Nadie dice que dicha unidad sea una meta fácil, mucho menos en el mundo de hoy; pero ésta es la verdad de las cosas como las pensó el Creador y, por ello, está en su naturaleza. Es verdad, puede parecer más fácil y más rápido construir sobre la arena que sobre la roca; pero Jesús nos dice cuál es el resultado (cf. Mt 7, 24-27). En este caso, además, ni siquiera necesitamos la parábola, porque las consecuencias de los matrimonios construidos sobre la arena están, por desgracia, a la vista de todos, y quienes pagan el precio son sobre todo los hijos. ¡Los hijos sufren la separación o la falta de amor de los padres! De muchos cónyuges, hay que repetir lo que María le dijo a Jesús, en Caná de Galilea: «No tienen vino» (Jn 2, 3). El Espíritu Santo es el que sigue haciendo, en el plano espiritual, el milagro que hizo Jesús en aquella ocasión, es decir, cambiar el agua de la costumbre en una nueva alegría de estar juntos. No es una ilusión piadosa: es lo que el Espíritu Santo ha hecho en tantos matrimonios, cuando los esposos se decidieron a invocarlo.

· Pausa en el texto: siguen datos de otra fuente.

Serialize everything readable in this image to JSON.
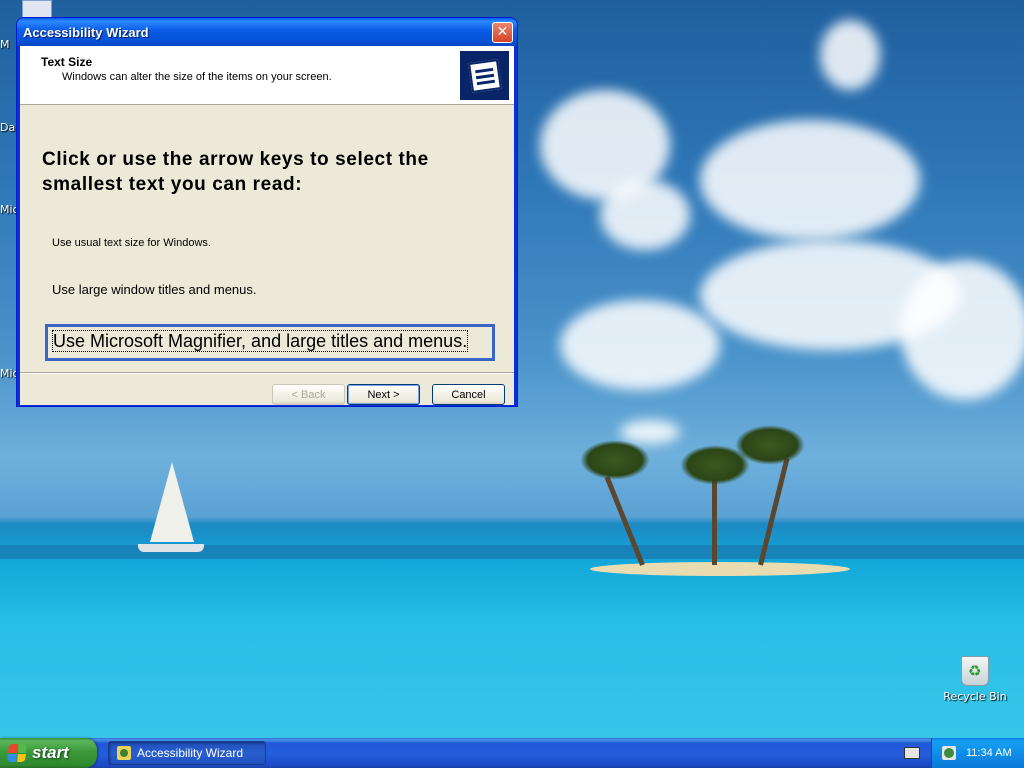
{
  "window": {
    "title": "Accessibility Wizard",
    "header_title": "Text Size",
    "header_subtitle": "Windows can alter the size of the items on your screen.",
    "prompt": "Click or use the arrow keys to select the smallest text you can read:",
    "options": [
      "Use usual text size for Windows.",
      "Use large window titles and menus.",
      "Use Microsoft Magnifier, and large titles and menus."
    ],
    "selected_option": 2,
    "buttons": {
      "back": "< Back",
      "next": "Next >",
      "cancel": "Cancel"
    },
    "close_glyph": "✕"
  },
  "desktop": {
    "edge_labels": [
      "M",
      "Da",
      "Mic",
      "Mic"
    ],
    "recycle_bin_label": "Recycle Bin"
  },
  "taskbar": {
    "start_label": "start",
    "task_item": "Accessibility Wizard",
    "clock": "11:34 AM"
  },
  "colors": {
    "title_bar": "#0a5be6",
    "dialog_face": "#ece9d8",
    "selection_border": "#3a65c7",
    "taskbar": "#245edb",
    "start_button": "#3a9a3a"
  },
  "icons": [
    "close-icon",
    "wizard-logo-icon",
    "windows-flag-icon",
    "recycle-bin-icon",
    "keyboard-icon",
    "tray-network-icon",
    "task-accessibility-icon"
  ]
}
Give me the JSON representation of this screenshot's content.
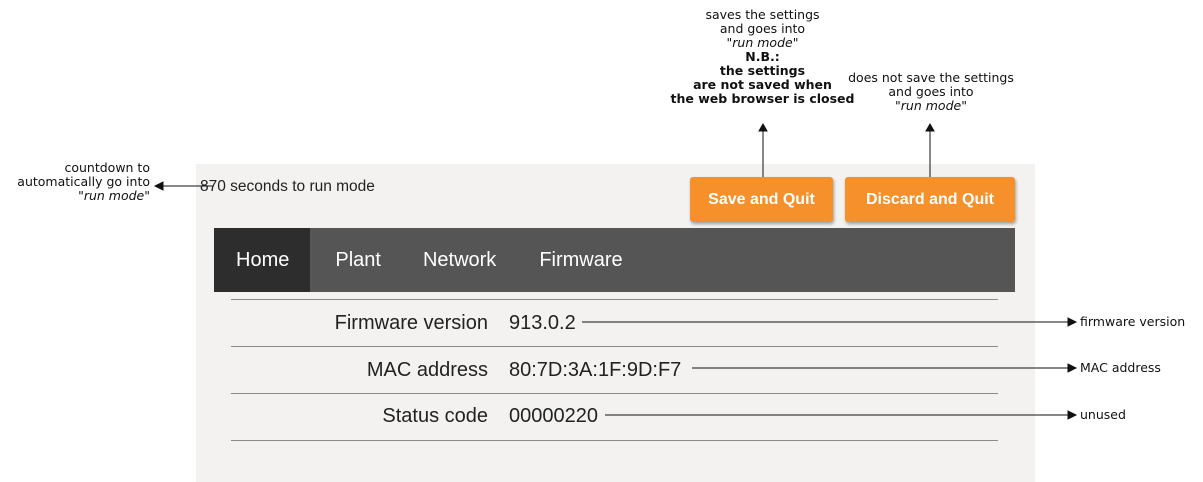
{
  "annotations": {
    "save": {
      "l1": "saves the settings",
      "l2": "and goes into",
      "l3_quote_open": "\"",
      "l3_italic": "run mode",
      "l3_quote_close": "\"",
      "l4": "N.B.:",
      "l5": "the settings",
      "l6": "are not saved when",
      "l7": "the web browser is closed"
    },
    "discard": {
      "l1": "does not save the settings",
      "l2": "and goes into",
      "l3_quote_open": "\"",
      "l3_italic": "run mode",
      "l3_quote_close": "\""
    },
    "countdown": {
      "l1": "countdown to",
      "l2": "automatically go into",
      "l3_quote_open": "\"",
      "l3_italic": "run mode",
      "l3_quote_close": "\""
    },
    "firmware": "firmware version",
    "mac": "MAC address",
    "status": "unused"
  },
  "header": {
    "countdown_text": "870 seconds to run mode",
    "save_label": "Save and Quit",
    "discard_label": "Discard and Quit"
  },
  "nav": {
    "items": [
      {
        "label": "Home",
        "active": true
      },
      {
        "label": "Plant"
      },
      {
        "label": "Network"
      },
      {
        "label": "Firmware"
      }
    ]
  },
  "info": {
    "rows": [
      {
        "label": "Firmware version",
        "value": "913.0.2"
      },
      {
        "label": "MAC address",
        "value": "80:7D:3A:1F:9D:F7"
      },
      {
        "label": "Status code",
        "value": "00000220"
      }
    ]
  },
  "colors": {
    "accent": "#f5902a",
    "navbar": "#565556",
    "nav_active": "#2d2d2d",
    "panel": "#f3f2f1"
  }
}
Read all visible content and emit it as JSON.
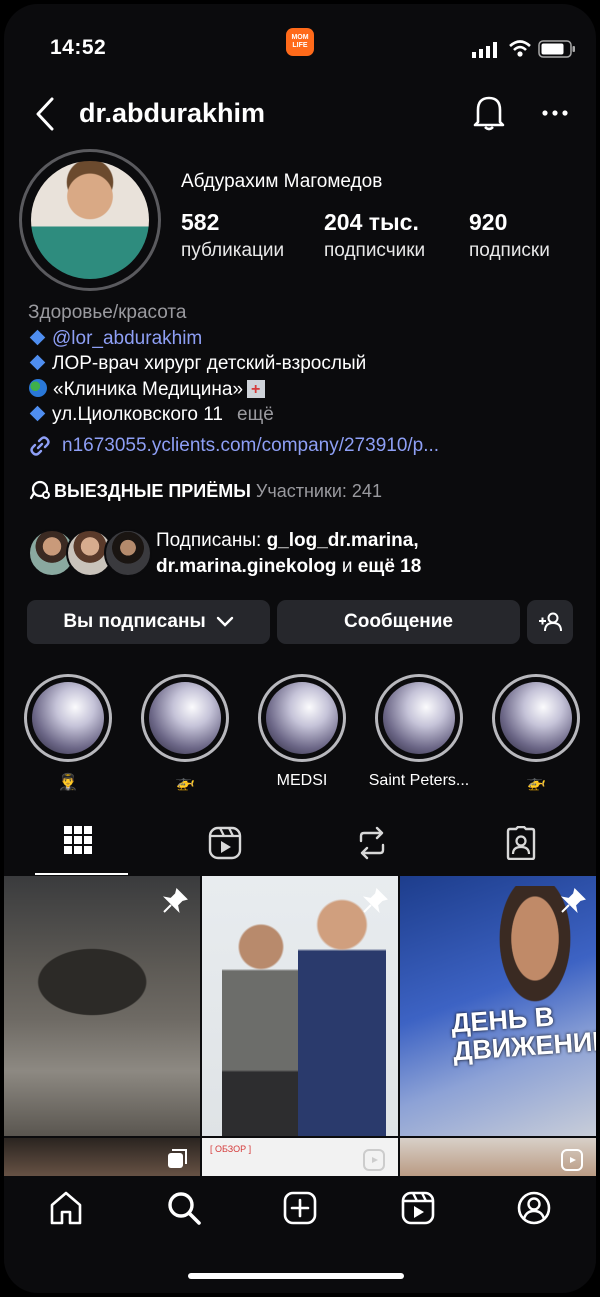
{
  "status": {
    "time": "14:52",
    "app_badge": "MOM LIFE"
  },
  "header": {
    "username": "dr.abdurakhim"
  },
  "profile": {
    "full_name": "Абдурахим Магомедов",
    "stats": [
      {
        "value": "582",
        "label": "публикации"
      },
      {
        "value": "204 тыс.",
        "label": "подписчики"
      },
      {
        "value": "920",
        "label": "подписки"
      }
    ],
    "category": "Здоровье/красота",
    "bio_tag": "@lor_abdurakhim",
    "bio_line2": "ЛОР-врач хирург детский-взрослый",
    "bio_line3": "«Клиника Медицина»",
    "bio_line4": "ул.Циолковского 11",
    "bio_more": "ещё",
    "link": "n1673055.yclients.com/company/273910/p...",
    "channel_title": "ВЫЕЗДНЫЕ ПРИЁМЫ",
    "channel_sub": "Участники: 241",
    "followed_prefix": "Подписаны: ",
    "followed_user1": "g_log_dr.marina,",
    "followed_user2": "dr.marina.ginekolog",
    "followed_mid": " и ",
    "followed_more": "ещё 18"
  },
  "buttons": {
    "following": "Вы подписаны",
    "message": "Сообщение"
  },
  "highlights": [
    {
      "label": "👨‍✈️"
    },
    {
      "label": "🚁"
    },
    {
      "label": "MEDSI"
    },
    {
      "label": "Saint Peters..."
    },
    {
      "label": "🚁"
    }
  ],
  "posts": {
    "overlay_text_1": "ДЕНЬ В",
    "overlay_text_2": "ДВИЖЕНИИ",
    "obzor": "[ ОБЗОР ]"
  },
  "colors": {
    "background": "#0b0b0d",
    "button": "#26272c",
    "link": "#8e9ff5",
    "secondary": "#9a9a9f"
  }
}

No estaría mal, por tanto, si, junto a la información de orden jurídico, psicológico y moral que se da en la preparación de los novios al matrimonio, se profundizara en esta preparación “espiritual”, el Espíritu Santo que crea la unidad. “Entre mujer y marido no metas el dedo”, dice un proverbio italiano. Hay, en cambio, un “dedo” que hay que meter entre marido y mujer, y es precisamente el “dedo de Dios”: ¡es decir, el Espíritu Santo!
[1] cf. S. Agustín, De Trinitate, VIII,10,14)
[2] cf. H. Mühlen, Una mystica persona. La Iglesia como el misterio del Espíritu Santo, Città Nuova, 1968.
[3] cf. S. Hilario de Poitiers, De Trinitate, II,1; S. Agustín, De Trinitate, VI, 10,11.